The long & transparent glass door that separates the living room from it’s balcony, stood in silence as the white smoke engulfed every inch of its frame. It appeared as if the thirteenth floor apartment, facing the glistening Bay of Bengal, was caught on fire.
It was almost dawn when a man in his late twenties walked out of the balcony in a loose melange tshirt and sat on the floor, looking skywards. Ryan lit up the last cigarette of the pack and took a long drag with his eyes closed. He slowly opened his eyes while releasing the white smoke from the corner of his mouth. He leaned back on the half open door, watching the pale blue sky in front. The trapped smoke that previously engulfed the glass door, found it’s way to freedom as it ran away from the open door, through Ryan and upwards.
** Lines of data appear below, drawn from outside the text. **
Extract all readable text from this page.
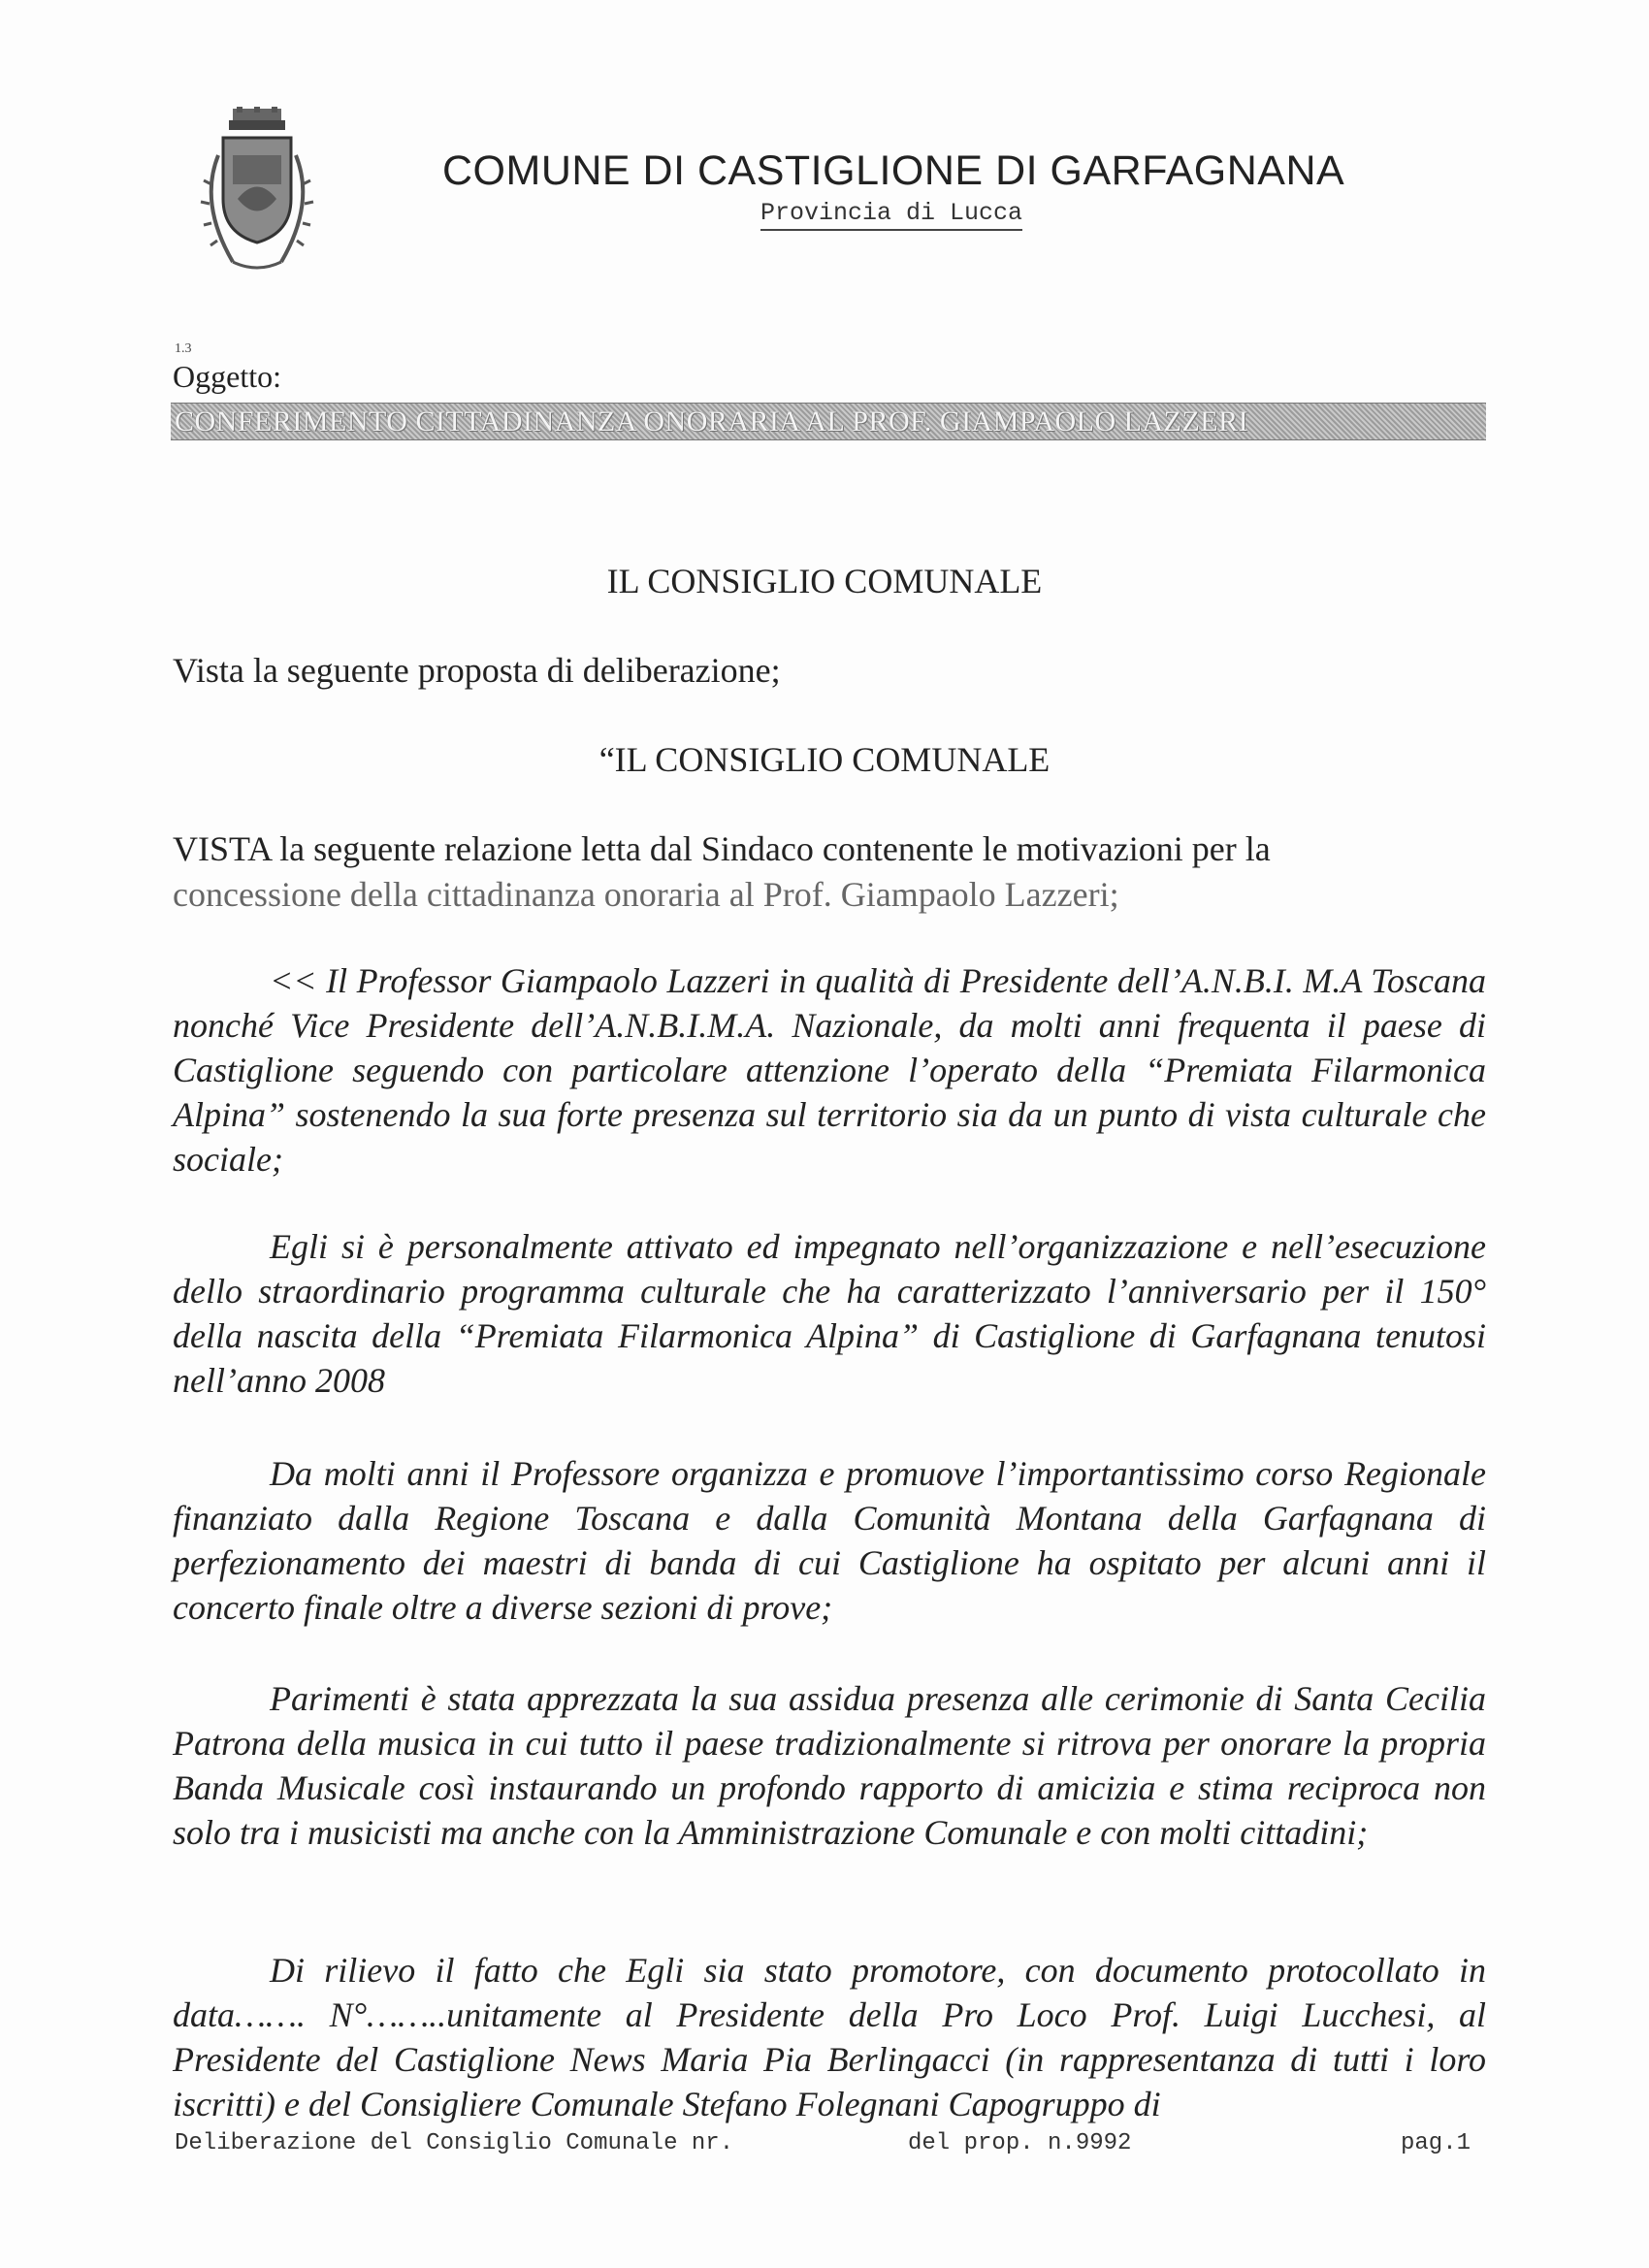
COMUNE DI CASTIGLIONE DI GARFAGNANA
Provincia di Lucca
1.3
Oggetto:
CONFERIMENTO CITTADINANZA ONORARIA AL PROF. GIAMPAOLO LAZZERI
IL CONSIGLIO COMUNALE
Vista la seguente proposta di deliberazione;
“IL CONSIGLIO COMUNALE
VISTA la seguente relazione letta dal Sindaco contenente le motivazioni per la
concessione della cittadinanza onoraria al Prof. Giampaolo Lazzeri;
<< Il Professor Giampaolo Lazzeri in qualità di Presidente dell’A.N.B.I. M.A Toscana nonché Vice Presidente dell’A.N.B.I.M.A. Nazionale, da molti anni frequenta il paese di Castiglione seguendo con particolare attenzione l’operato della “Premiata Filarmonica Alpina” sostenendo la sua forte presenza sul territorio sia da un punto di vista culturale che sociale;
Egli si è personalmente attivato ed impegnato nell’organizzazione e nell’esecuzione dello straordinario programma culturale che ha caratterizzato l’anniversario per il 150° della nascita della “Premiata Filarmonica Alpina” di Castiglione di Garfagnana tenutosi nell’anno 2008
Da molti anni il Professore organizza e promuove l’importantissimo corso Regionale finanziato dalla Regione Toscana e dalla Comunità Montana della Garfagnana di perfezionamento dei maestri di banda di cui Castiglione ha ospitato per alcuni anni il concerto finale oltre a diverse sezioni di prove;
Parimenti è stata apprezzata la sua assidua presenza alle cerimonie di Santa Cecilia Patrona della musica in cui tutto il paese tradizionalmente si ritrova per onorare la propria Banda Musicale così instaurando un profondo rapporto di amicizia e stima reciproca non solo tra i musicisti ma anche con la Amministrazione Comunale e con molti cittadini;
Di rilievo il fatto che Egli sia stato promotore, con documento protocollato in data……. N°……..unitamente al Presidente della Pro Loco Prof. Luigi Lucchesi, al Presidente del Castiglione News Maria Pia Berlingacci (in rappresentanza di tutti i loro iscritti) e del Consigliere Comunale Stefano Folegnani Capogruppo di
Deliberazione del Consiglio Comunale nr.	del prop. n.9992	pag.1
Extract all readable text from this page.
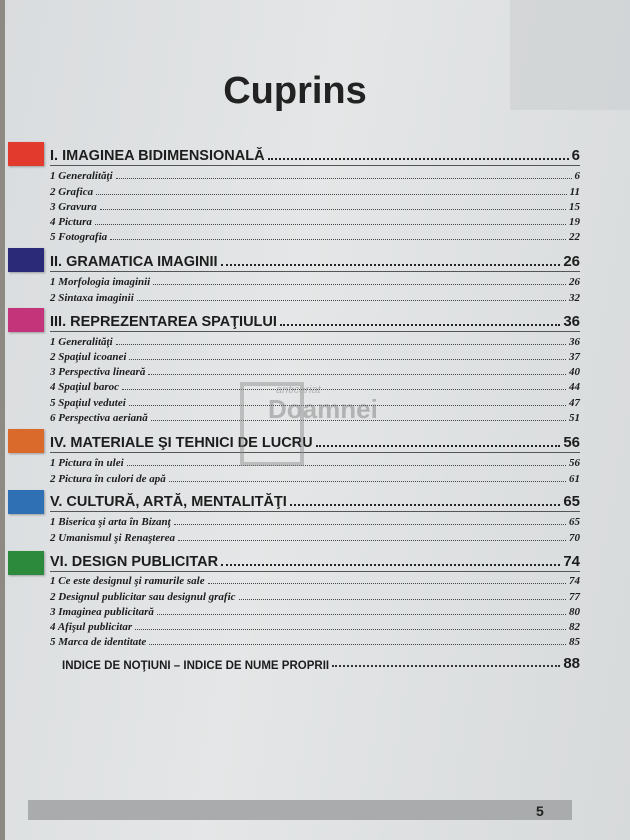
Cuprins
I. IMAGINEA BIDIMENSIONALĂ	6
1 Generalităţi	6
2 Grafica	11
3 Gravura	15
4 Pictura	19
5 Fotografia	22
II. GRAMATICA IMAGINII	26
1 Morfologia imaginii	26
2 Sintaxa imaginii	32
III. REPREZENTAREA SPAŢIULUI	36
1 Generalităţi	36
2 Spaţiul icoanei	37
3 Perspectiva lineară	40
4 Spaţiul baroc	44
5 Spaţiul vedutei	47
6 Perspectiva aeriană	51
IV. MATERIALE ŞI TEHNICI DE LUCRU	56
1 Pictura în ulei	56
2 Pictura în culori de apă	61
V. CULTURĂ, ARTĂ, MENTALITĂŢI	65
1 Biserica şi arta în Bizanţ	65
2 Umanismul şi Renaşterea	70
VI. DESIGN PUBLICITAR	74
1 Ce este designul şi ramurile sale	74
2 Designul publicitar sau designul grafic	77
3 Imaginea publicitară	80
4 Afişul publicitar	82
5 Marca de identitate	85
INDICE DE NOŢIUNI – INDICE DE NUME PROPRII	88
anticariat
Doamnei
5
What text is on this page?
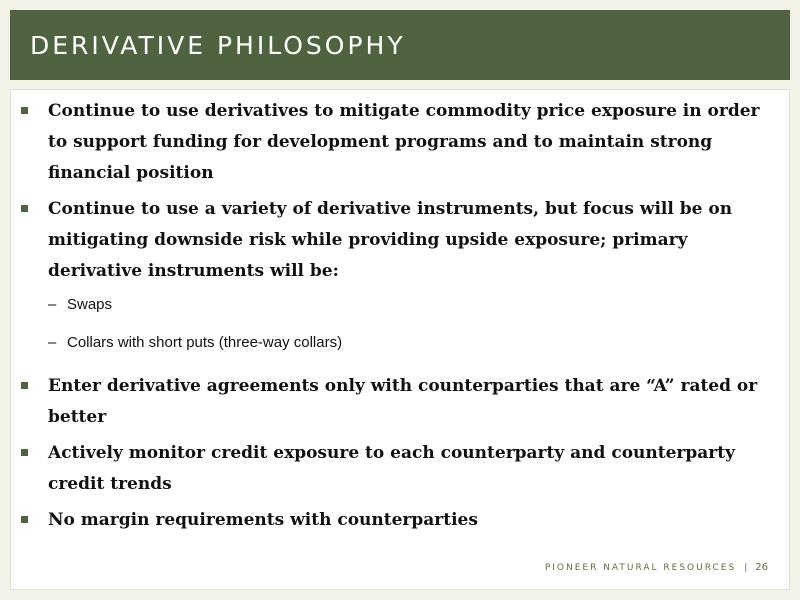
DERIVATIVE PHILOSOPHY
Continue to use derivatives to mitigate commodity price exposure in order to support funding for development programs and to maintain strong financial position
Continue to use a variety of derivative instruments, but focus will be on mitigating downside risk while providing upside exposure; primary derivative instruments will be:
– Swaps
– Collars with short puts (three-way collars)
Enter derivative agreements only with counterparties that are “A” rated or better
Actively monitor credit exposure to each counterparty and counterparty credit trends
No margin requirements with counterparties
PIONEER NATURAL RESOURCES | 26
The past weeks’ weren’t really kind to him. One after the other, the loosely held threads of his career and relationship broke away. He did try to hold them together but sometimes, it’s a little too late to make any amends. He took the last puff and nipped the bud on the floor as he got up with disgust in his eyes. Disgust of what he has become, regret on what he could have been.
The cigarettes buds littered all across the balcony floor, the three plants, that Ryan had held close to his heart, all dried up and lost; the place was turning into a heap of dust and all he could do was to watch. He stepped inside, towards his wardrobe where he found a crumpled shirt that he uninterestedly wore. He slowly tucked it into the old jeans that he was wearing, and walked out with his car keys in the hand. The i20 that he brought an year back looked much older than it really was, standing in the dark at the very end of the parking. Ryan loosened the hand brake and drove to his office, for one last day.
The man who drove the sales numbers off the chart for the company, year on year, sat in his chair staring at multiple photographs on his cubicle wall. There was a tinge of wetness in Ryan’s eyes but he was too conscious to never let a tear fall. He packed up his stuff into a cardboard box and kept it to his right, & waited for the clock to turn 6.
Sometimes the trough is too deep to get out from, leaving only a faint hope for a crest, someday. However, in Ryan’s case, the hope had long disappeared. He carefully lifted the cardboard box as the clock beeped at 6, and moved towards the parking, without even bidding a final goodbye to all the ones who were once close to him. It wasn’t that the others didn’t try to cheer him up but he just never responded to them.
Ryan sat back in his car, closed the doors and the windows, and looked in front blankly. His hand was trembling as he tried to push the key in. On the third try, the key fell down from his hand and he had no energy left to pick it up. He put his head on the steering with his fist banging his thigh. He suddenly sprung back and shrieked at top of his voice. The pain followed as the tears flowed across his cheeks. The deep hurt that he felt for long kept aching for more. It was almost after fifteen minutes that he stabilized. He sat in silence, exhausted & empty. He finally gathered courage & picked up the key, and drove out into the fading sun, back to his apartment.
With a cup of black coffee in his hand, Ryan walked out onto the balcony. He glanced at the evening sky as he slowly kicked the cigarettes buds to the left corner, collecting all of them together. He looked at the empty floor and finally smiled.